VONIS.ID, SAMARINDA – Kasus korupsi jilid II yang kembali menyeret eks Bupati Penajam Paser Utara (PPU), Abdul Gaffur Masud telah memasuki ujung persidangan.
Pada sidang beragenda putusan vonis, AGM kembali dinyatakan bersalah melakukan tindak pidana korupsi dan dijatuhi hukuman 6 tahun penjara serta denda Rp 600 juta.
“Kemarin kita putuskan pidana selama 6 tahun, denda Rp 300 juta, subsider 3 bulan dan Uang Pengganti Rp 6 miliar lebih,” jelas Wakil Kepala Pengadilan Negeri Samarinda, Ary Wahyu Irawan, Rabu (4/9/2024).
Lanjut dijelaskannya, putusan vonis pada kasus korupsi jilid II AGM ini lebih rendah dari yang dituntutkan oleh JPU KPK.
Yang mana pada agenda sebelumnya, JPU KPK menuntut AGM dengan kurungan 7 tahun penjara, denda Rp 600 juta, subsider 6 bulan dan uang pengganti lebih Rp 6 miliar.
“Betul pada tuntutan sebelumnya 7 tahun, denda Rp 600 juta subsider 6 bulan dan uang pengganti Rp 6 miliar. Namun putusan ini berdasarkan fakta-fakta persidangan dan pertimbangan pada saat agenda pembelaan terdakwa,” tambahnya.
Setelah memberi vonis hukuman, lanjut Ary, pihak terdakwa dalam persidangan sempat mengaku akan mengajukan banding tersebut.
Namun hingga berita ini diturunkan, Ary mengaku kalau dari kuasa hukum terdakwa masih belum mengajukan akta resmi pengajuan banding.
“Kemarin dalam persidangan sebelumnya memang ada menyatakan akan mengajukan banding. Namun hingga saat ini belum ada akta resmi pengajuannya, karena ini juga memang masih ada waktu. Tapi jika tidak ada sampai waktunya, maka putusan (vonis) akan berkuatan hukum tetap,” pungkasnya.
Sebelumnya, AGM eks Bupati PPU dinyatakan bersalah dalam korupsi penyertaan modal di dua badan usaha Pemkab PPU hingga dirinya kembali divonis 6 tahun penjara.

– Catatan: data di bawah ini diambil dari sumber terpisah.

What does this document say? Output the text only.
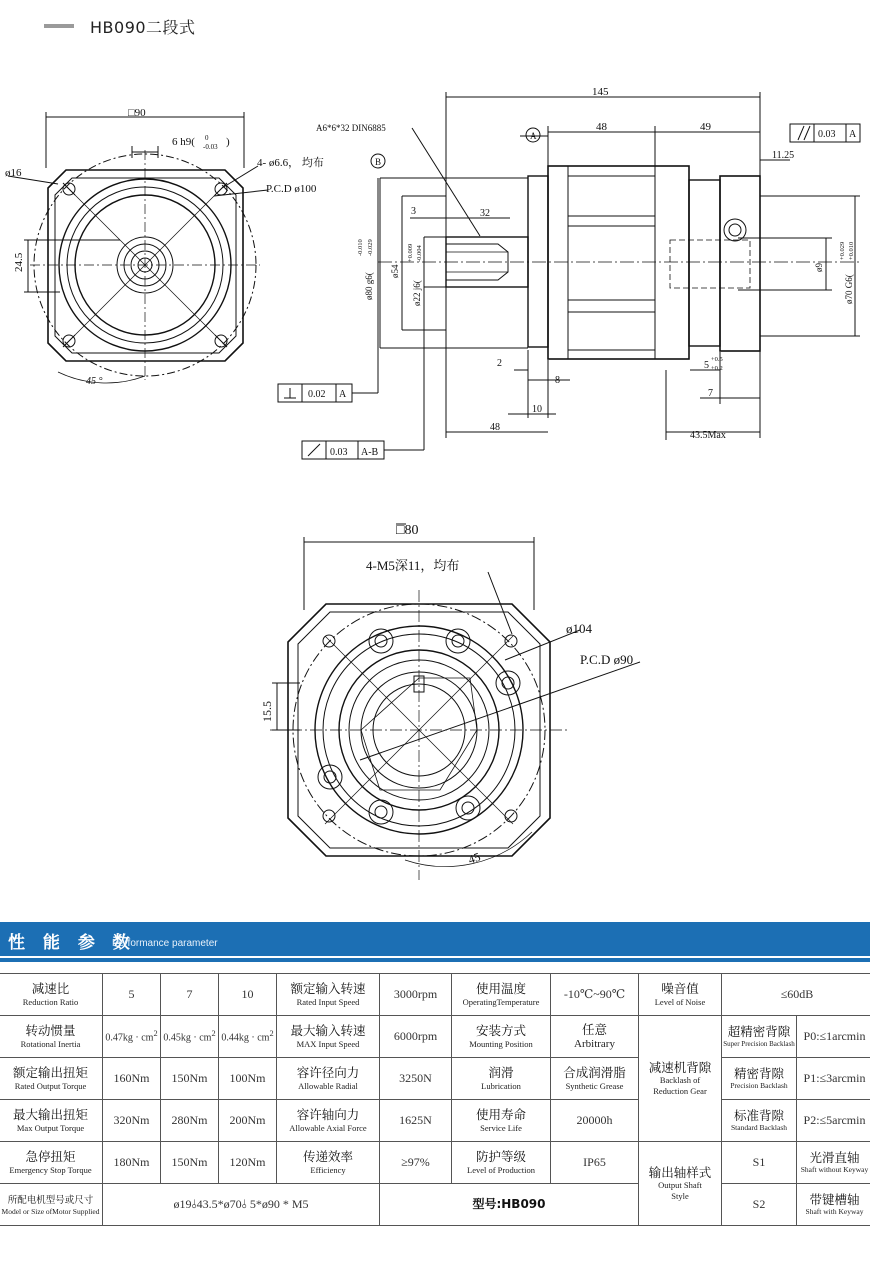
HB090二段式
□90
6 h9( 0
-0.03 )
ø16
4- ø6.6， 均布
P.C.D ø100
24.5
45 °
145
48	49
11.25
A6*6*32 DIN6885
A
B
0.03 A
3	32
ø80 g6(
-0.010 -0.029
ø54
ø22 j6(
+0.009 -0.004
ø9
ø70 G6(
+0.029 +0.010
2
8
10
48
5
+0.5
+0.2
7
43.5Max
0.02 A
0.03 A-B
□80
4-M5深11，均布
ø104
P.C.D ø90
15.5
45
性 能 参 数
Performance parameter
减速比
Reduction Ratio	5	7	10	额定输入转速
Rated Input Speed	3000rpm	使用温度
OperatingTemperature	-10℃~90℃	噪音值
Level of Noise	≤60dB	
转动惯量
Rotational Inertia	$0.47kg \cdot cm^2$	$0.45kg \cdot cm^2$	$0.44kg \cdot cm^2$	最大输入转速
MAX Input Speed	6000rpm	安装方式
Mounting Position	任意
Arbitrary	减速机背隙
Backlash of
Reduction Gear	超精密背隙
Super Precision Backlash	P0:≤1arcmin
额定输出扭矩
Rated Output Torque	160Nm	150Nm	100Nm	容许径向力
Allowable Radial	3250N	润滑
Lubrication	合成润滑脂
Synthetic Grease		精密背隙
Precision Backlash	P1:≤3arcmin
最大输出扭矩
Max Output Torque	320Nm	280Nm	200Nm	容许轴向力
Allowable Axial Force	1625N	使用寿命
Service Life	20000h		标准背隙
Standard Backlash	P2:≤5arcmin
急停扭矩
Emergency Stop Torque	180Nm	150Nm	120Nm	传递效率
Efficiency	≥97%	防护等级
Level of Production	IP65	输出轴样式
Output Shaft
Style	S1	光滑直轴
Shaft without Keyway

所配电机型号或尺寸
Model or Size ofMotor Supplied	ø19⫰43.5*ø70⫰ 5*ø90 * M5				型号:HB090				S2	带键槽轴
Shaft with Keyway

Menurut majelis, apa yang diurai penuntut umum KPK dalam perkara ini sudah terurai jelas dalam persidangan yang berjalan.
Terlebih ada tiga terdakwa lain yang lebih dulu sudah terbukti dalam perkara ini. Mereka, Direktur Perusahaan Umum Daerah (perumdam) Penajam Benuo Taka (PBT) Heriyanto, Kepala Bagian Keuangan PBT Karim Abidin, dan Direktur Utama Penajam Benuo Taka Energi (PBTE) Baharun Genda.

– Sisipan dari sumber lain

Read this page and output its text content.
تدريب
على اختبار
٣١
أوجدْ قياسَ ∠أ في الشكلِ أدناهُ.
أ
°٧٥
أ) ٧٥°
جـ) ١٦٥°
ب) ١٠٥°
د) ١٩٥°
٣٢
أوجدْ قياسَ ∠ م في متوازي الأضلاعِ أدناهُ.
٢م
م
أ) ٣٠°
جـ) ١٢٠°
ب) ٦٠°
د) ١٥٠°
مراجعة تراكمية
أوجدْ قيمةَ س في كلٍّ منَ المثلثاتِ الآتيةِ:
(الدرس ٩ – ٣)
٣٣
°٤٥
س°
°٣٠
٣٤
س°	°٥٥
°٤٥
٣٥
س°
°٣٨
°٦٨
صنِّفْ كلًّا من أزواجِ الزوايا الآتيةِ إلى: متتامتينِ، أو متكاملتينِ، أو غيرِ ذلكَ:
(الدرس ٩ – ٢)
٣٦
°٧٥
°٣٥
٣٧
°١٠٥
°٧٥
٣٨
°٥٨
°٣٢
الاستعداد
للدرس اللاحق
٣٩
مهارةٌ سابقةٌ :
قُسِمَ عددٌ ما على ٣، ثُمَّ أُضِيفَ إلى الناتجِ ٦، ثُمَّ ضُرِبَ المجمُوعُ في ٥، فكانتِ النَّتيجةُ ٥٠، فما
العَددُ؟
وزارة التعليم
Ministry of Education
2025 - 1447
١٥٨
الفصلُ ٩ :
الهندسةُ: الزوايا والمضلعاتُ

Untuk diketahui, persidangan jilid II yang kembali menjerat AGM ini bermula pada akhir 2020, tepatnya ketika Pemkab PPU menerbitkan dua peraturan daerah (perda) terkait penyertaan modal ke dua badan usaha tersebut. Perda 6/2020 untuk modal ke PBTE dengan nilai Rp 10 miliar dan diberikan bertahap selama 4 tahun.
Yakni pada 2021 sebesar Rp 3,6 miliar, pada 2022 sebesar Rp 2,4 miliar dan Rp 2 miliar pada 2023 dan 2024.

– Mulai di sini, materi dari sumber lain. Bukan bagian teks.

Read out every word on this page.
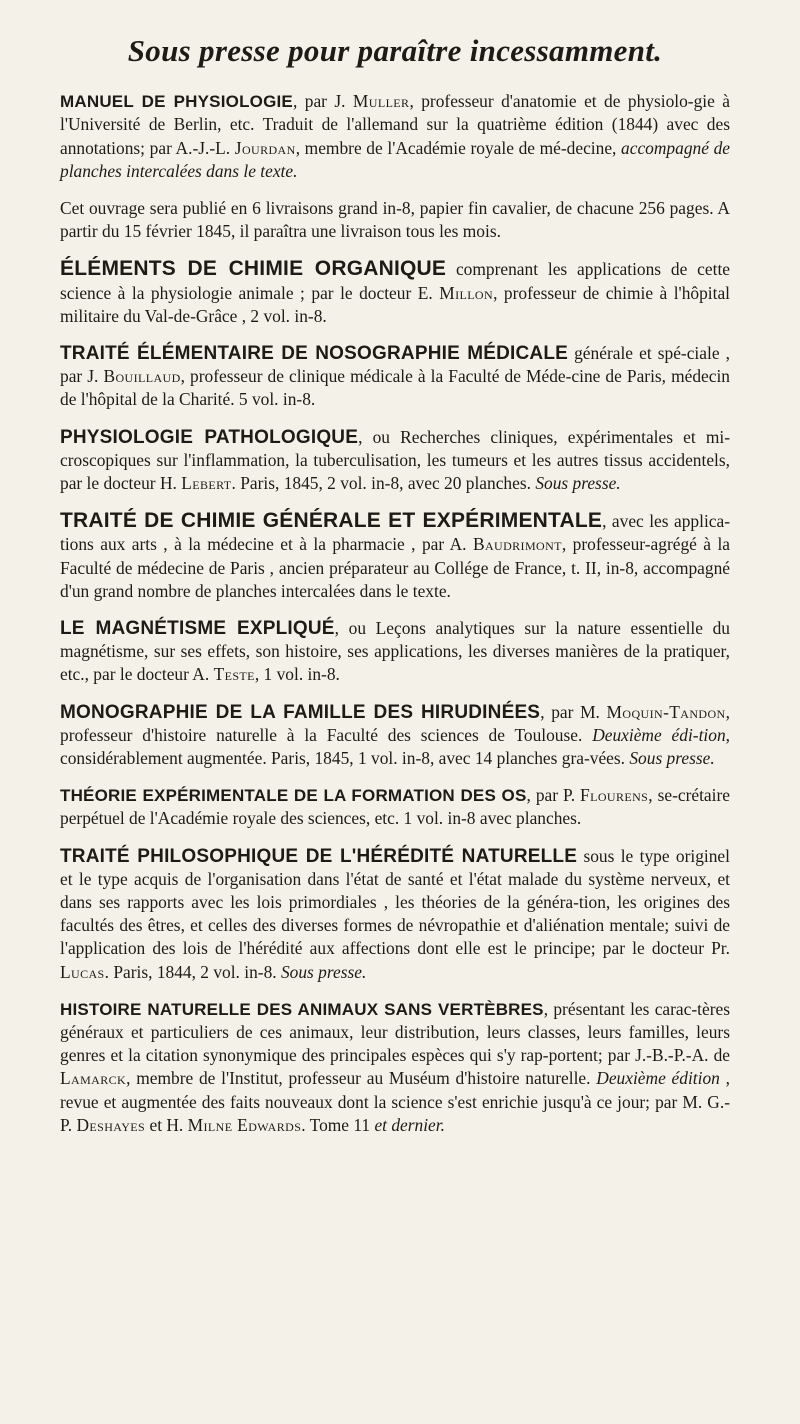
Sous presse pour paraître incessamment.

MANUEL DE PHYSIOLOGIE, par J. Muller, professeur d'anatomie et de physiolo-gie à l'Université de Berlin, etc. Traduit de l'allemand sur la quatrième édition (1844) avec des annotations; par A.-J.-L. Jourdan, membre de l'Académie royale de mé-decine, accompagné de planches intercalées dans le texte.

Cet ouvrage sera publié en 6 livraisons grand in-8, papier fin cavalier, de chacune 256 pages. A partir du 15 février 1845, il paraîtra une livraison tous les mois.

ÉLÉMENTS DE CHIMIE ORGANIQUE comprenant les applications de cette science à la physiologie animale ; par le docteur E. Millon, professeur de chimie à l'hôpital militaire du Val-de-Grâce , 2 vol. in-8.

TRAITÉ ÉLÉMENTAIRE DE NOSOGRAPHIE MÉDICALE générale et spé-ciale , par J. Bouillaud, professeur de clinique médicale à la Faculté de Méde-cine de Paris, médecin de l'hôpital de la Charité. 5 vol. in-8.

PHYSIOLOGIE PATHOLOGIQUE, ou Recherches cliniques, expérimentales et mi-croscopiques sur l'inflammation, la tuberculisation, les tumeurs et les autres tissus accidentels, par le docteur H. Lebert. Paris, 1845, 2 vol. in-8, avec 20 planches. Sous presse.

TRAITÉ DE CHIMIE GÉNÉRALE ET EXPÉRIMENTALE, avec les applica-tions aux arts , à la médecine et à la pharmacie , par A. Baudrimont, professeur-agrégé à la Faculté de médecine de Paris , ancien préparateur au Collége de France, t. II, in-8, accompagné d'un grand nombre de planches intercalées dans le texte.

LE MAGNÉTISME EXPLIQUÉ, ou Leçons analytiques sur la nature essentielle du magnétisme, sur ses effets, son histoire, ses applications, les diverses manières de la pratiquer, etc., par le docteur A. Teste, 1 vol. in-8.

MONOGRAPHIE DE LA FAMILLE DES HIRUDINÉES, par M. Moquin-Tandon, professeur d'histoire naturelle à la Faculté des sciences de Toulouse. Deuxième édi-tion, considérablement augmentée. Paris, 1845, 1 vol. in-8, avec 14 planches gra-vées. Sous presse.

THÉORIE EXPÉRIMENTALE DE LA FORMATION DES OS, par P. Flourens, se-crétaire perpétuel de l'Académie royale des sciences, etc. 1 vol. in-8 avec planches.

TRAITÉ PHILOSOPHIQUE DE L'HÉRÉDITÉ NATURELLE sous le type originel et le type acquis de l'organisation dans l'état de santé et l'état malade du système nerveux, et dans ses rapports avec les lois primordiales , les théories de la généra-tion, les origines des facultés des êtres, et celles des diverses formes de névropathie et d'aliénation mentale; suivi de l'application des lois de l'hérédité aux affections dont elle est le principe; par le docteur Pr. Lucas. Paris, 1844, 2 vol. in-8. Sous presse.

HISTOIRE NATURELLE DES ANIMAUX SANS VERTÈBRES, présentant les carac-tères généraux et particuliers de ces animaux, leur distribution, leurs classes, leurs familles, leurs genres et la citation synonymique des principales espèces qui s'y rap-portent; par J.-B.-P.-A. de Lamarck, membre de l'Institut, professeur au Muséum d'histoire naturelle. Deuxième édition , revue et augmentée des faits nouveaux dont la science s'est enrichie jusqu'à ce jour; par M. G.-P. Deshayes et H. Milne Edwards. Tome 11 et dernier.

Anggaran ini disiapkan untuk operasional perusahaan dan pengembangan usaha di sektor migas, sembari mengelola dana participating interest dari Blok Eastal-attaka.
Lalu Perda 7/2020 untuk modal senilai Rp 29,6 miliar ke PBT yang ditujukan untuk pembangunan pabrik penggilingan padi atau Rice Miling Unit (RMU). Namun karena defisit anggaran pemberian modal disalurkan bertahap. Hanya sebesar Rp 12,5 miliar yang dikucurkan pada 2021 dan sisanya menyusul di tahun anggaran selanjutnya.
Sementara dalam perkara rausahnya, AGM bersama bersama Direktur PBT Heriyanto, Kabag Keuangan PBT Karim Abidin dan Direktur Utama PBTE Baharun Genda, menggunakan anggaran tersebut bukan untuk tujuannya melainkan ada yang digunakan untuk kepentingan pribadi seperti pembelian baliho untuk kegiatan partai, berkurban, hingga penyewaan helikopter dan jet pribadi.
Sementara di PBTE, terdakwa AGM diketahui menerima insentif selaku kuasa pemilik modal ex officio Bupati PPU tanpa dasar aturan jelas.
Meski di persidangan terdakwa mengaku tak tahu soal penggunaan modal untuk itu, namun Jaksa menganggap sanggahan tersebut perlu dikesampingkan lantaran fakta yang terungkap dari pemeriksaan saksi dan bukti jelas menegaskan ada penggunaan uang yang bersumber dari modal di dua perusahaan umum daerah itu dinikmati terdakwa.
Diketahui, sebelum kasus ini, AGM sempat terjerat operasi tangkap tangan KPK pada 12 Januari 2022 lalu. Dari perkara itu dia sudah diadili pada 26 September 2022 dengan pidana penjara selama 5 tahun 6 bulan. (tim redaksi)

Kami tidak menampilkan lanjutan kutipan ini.